For the first time in six years, Bitcoin's hashrate has decreased in the first quarter. This decline is attributed not to technical issues but to economic factors, as the production costs for mining a Bitcoin are around $90,000, while the spot price hovers around $67,000, leading most miners to operate at negative margins. The major publicly traded miners are shifting their focus from Bitcoin mining to artificial intelligence and high-performance computing centers, with over $70 billion in AI contracts already announced in the sector.

"CoreWeave and Core Scientific alone secured a deal worth $10.2 billion, while TeraWulf locked in $12.8 billion in HPC revenue, and Hut 8 signed a 15-year lease worth $7 billion."

By the end of 2026, publicly traded miners could derive up to 70% of their revenues from AI, compared to about 30% today. MARA Holdings has already reduced its workforce by approximately 15% as part of its pivot towards AI and energy infrastructure.

Key Takeaway: The shift in focus from Bitcoin mining to AI and high-performance computing is a significant trend among major miners, driven by economic pressures.

Bitcoin Difficulty Increases Amid Falling Hashrate

The Bitcoin difficulty has risen by 3.87% at block height 943488, marking the third increase this year. This adjustment comes after a previous decrease of 7.76%. The current difficulty level is now 138.97 trillion, making it significantly harder to find new blocks. Miners are facing a hash price of $30.67 per petahash per second (PH/s) and fees of 0.56%, prompting many to consider shifting towards AI rather than BTC mining.

As of now, the network is expected to undergo another difficulty adjustment on April 19, 2026, with predictions indicating a potential decrease of 14.27% due to slower block generation times.

Key Takeaway: The increase in Bitcoin difficulty amidst a declining hashrate highlights the challenges miners face, with many considering alternative revenue streams.
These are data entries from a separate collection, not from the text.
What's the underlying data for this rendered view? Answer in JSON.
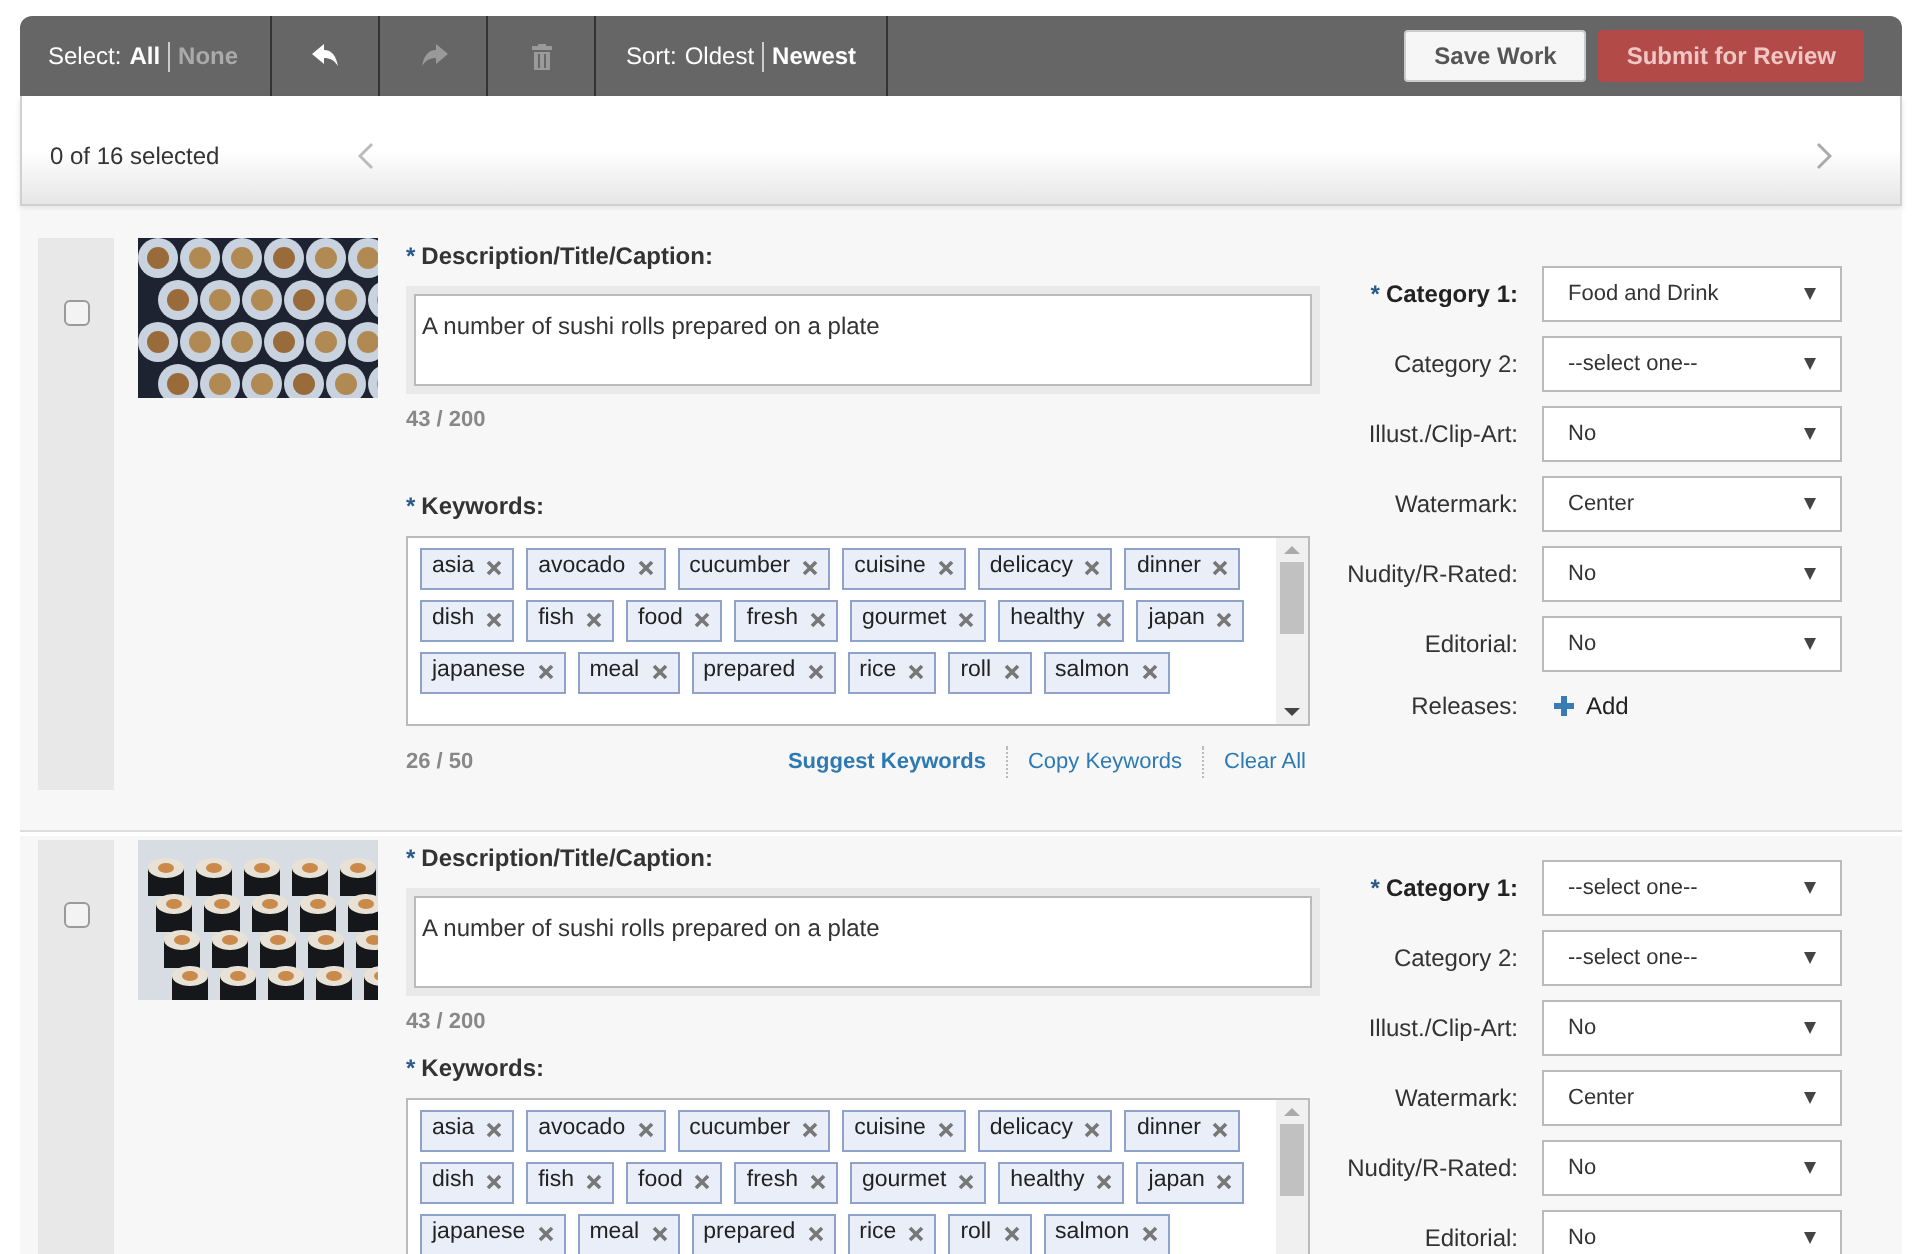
{
  "toolbar": {
    "select": {
      "label": "Select:",
      "options": [
        {
          "label": "All",
          "disabled": false
        },
        {
          "label": "None",
          "disabled": true
        }
      ]
    },
    "actions": [
      {
        "kind": "undo",
        "disabled": false
      },
      {
        "kind": "redo",
        "disabled": true
      },
      {
        "kind": "delete",
        "disabled": true
      }
    ],
    "sort": {
      "label": "Sort:",
      "options": [
        {
          "label": "Oldest",
          "selected": false
        },
        {
          "label": "Newest",
          "selected": true
        }
      ]
    },
    "buttons": [
      {
        "label": "Save Work",
        "kind": "secondary"
      },
      {
        "label": "Submit for Review",
        "kind": "primary"
      }
    ]
  },
  "selection_bar": {
    "count": "0 of 16 selected"
  },
  "items": [
    {
      "checked": false,
      "image": {
        "kind": "picture"
      },
      "description": {
        "label": "Description/Title/Caption:",
        "required_mark": "*",
        "value": "A number of sushi rolls prepared on a plate",
        "count": "43 / 200"
      },
      "keywords": {
        "label": "Keywords:",
        "required_mark": "*",
        "tags": [
          "asia",
          "avocado",
          "cucumber",
          "cuisine",
          "delicacy",
          "dinner",
          "dish",
          "fish",
          "food",
          "fresh",
          "gourmet",
          "healthy",
          "japan",
          "japanese",
          "meal",
          "prepared",
          "rice",
          "roll",
          "salmon"
        ],
        "count": "26 / 50",
        "links": [
          {
            "label": "Suggest Keywords",
            "primary": true
          },
          {
            "label": "Copy Keywords",
            "primary": false
          },
          {
            "label": "Clear All",
            "primary": false
          }
        ]
      },
      "fields": [
        {
          "kind": "select",
          "label": "Category 1:",
          "required_mark": "*",
          "value": "Food and Drink"
        },
        {
          "kind": "select",
          "label": "Category 2:",
          "value": "--select one--"
        },
        {
          "kind": "select",
          "label": "Illust./Clip-Art:",
          "value": "No"
        },
        {
          "kind": "select",
          "label": "Watermark:",
          "value": "Center"
        },
        {
          "kind": "select",
          "label": "Nudity/R-Rated:",
          "value": "No"
        },
        {
          "kind": "select",
          "label": "Editorial:",
          "value": "No"
        },
        {
          "kind": "add",
          "label": "Releases:",
          "value": "Add"
        }
      ]
    },
    {
      "checked": false,
      "image": {
        "kind": "picture"
      },
      "description": {
        "label": "Description/Title/Caption:",
        "required_mark": "*",
        "value": "A number of sushi rolls prepared on a plate",
        "count": "43 / 200"
      },
      "keywords": {
        "label": "Keywords:",
        "required_mark": "*",
        "tags": [
          "asia",
          "avocado",
          "cucumber",
          "cuisine",
          "delicacy",
          "dinner",
          "dish",
          "fish",
          "food",
          "fresh",
          "gourmet",
          "healthy",
          "japan",
          "japanese",
          "meal",
          "prepared",
          "rice",
          "roll",
          "salmon"
        ]
      },
      "fields": [
        {
          "kind": "select",
          "label": "Category 1:",
          "required_mark": "*",
          "value": "--select one--"
        },
        {
          "kind": "select",
          "label": "Category 2:",
          "value": "--select one--"
        },
        {
          "kind": "select",
          "label": "Illust./Clip-Art:",
          "value": "No"
        },
        {
          "kind": "select",
          "label": "Watermark:",
          "value": "Center"
        },
        {
          "kind": "select",
          "label": "Nudity/R-Rated:",
          "value": "No"
        },
        {
          "kind": "select",
          "label": "Editorial:",
          "value": "No"
        }
      ]
    }
  ]
}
Marathon Digital Holdings: A Focus on Bitcoin Mining

Marathon Digital Holdings is one of the leading Bitcoin miners in the U.S., focusing solely on Bitcoin mining. The company has significantly increased its hashrate and is now also hoarding Bitcoin as a treasury asset. This strategy positions Marathon as a pure play on Bitcoin prices and network difficulty, making it highly dependent on the crypto market.

Marathon's strategy revolves around expansion, with plans to double or triple its hashrate by acquiring thousands of new ASIC miners. The company is also exploring locations with renewable energy to reduce costs and meet ESG requirements.
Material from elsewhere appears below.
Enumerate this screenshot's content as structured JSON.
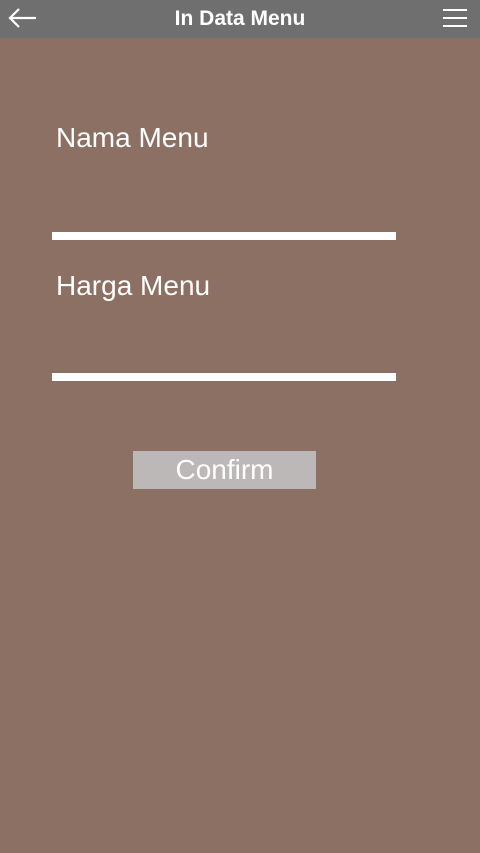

Key Takeaway: Marathon Digital Holdings is aggressively expanding its mining capacity while focusing on sustainability, making it a notable player in the Bitcoin mining sector.

Bitcoin Miners Liquidate Holdings Amid Rising Costs

Recent reports indicate that major Bitcoin miners, including Riot Platforms and MARA Holdings, have accelerated the sale of their Bitcoin holdings to cover rising operational costs. Riot sold 3,778 Bitcoin at an average price of $76,626, generating $289.5 million, while MARA Holdings liquidated 15,501 Bitcoin to manage debts and operational expenses.

This trend reflects the tightening margins across the mining sector, driven by increasing energy prices and declining hash efficiency. The overall mining landscape is under stress, with many miners forced to convert reserves into liquidity.

Key Takeaway: The liquidation of Bitcoin holdings by major miners underscores the financial pressures within the industry, prompting a strategic shift towards maintaining liquidity.

AFIN: Green Bitcoin Mining Initiative

Asian Fintech (AFIN) is addressing environmental concerns associated with Bitcoin mining by utilizing renewable energy sources such as solar, wind, and hydro power. The project aims to create a positive climate index within the Bitcoin network and reduce the industry's carbon footprint.

AFIN employs a dual-token model, utilizing an ERC-20 token for transaction security and a stablecoin on the Stellar protocol to mitigate volatility and facilitate cost-effective transfers.

Key Takeaway: AFIN's initiative represents a significant step towards sustainable Bitcoin mining, combining technological security with ecological responsibility.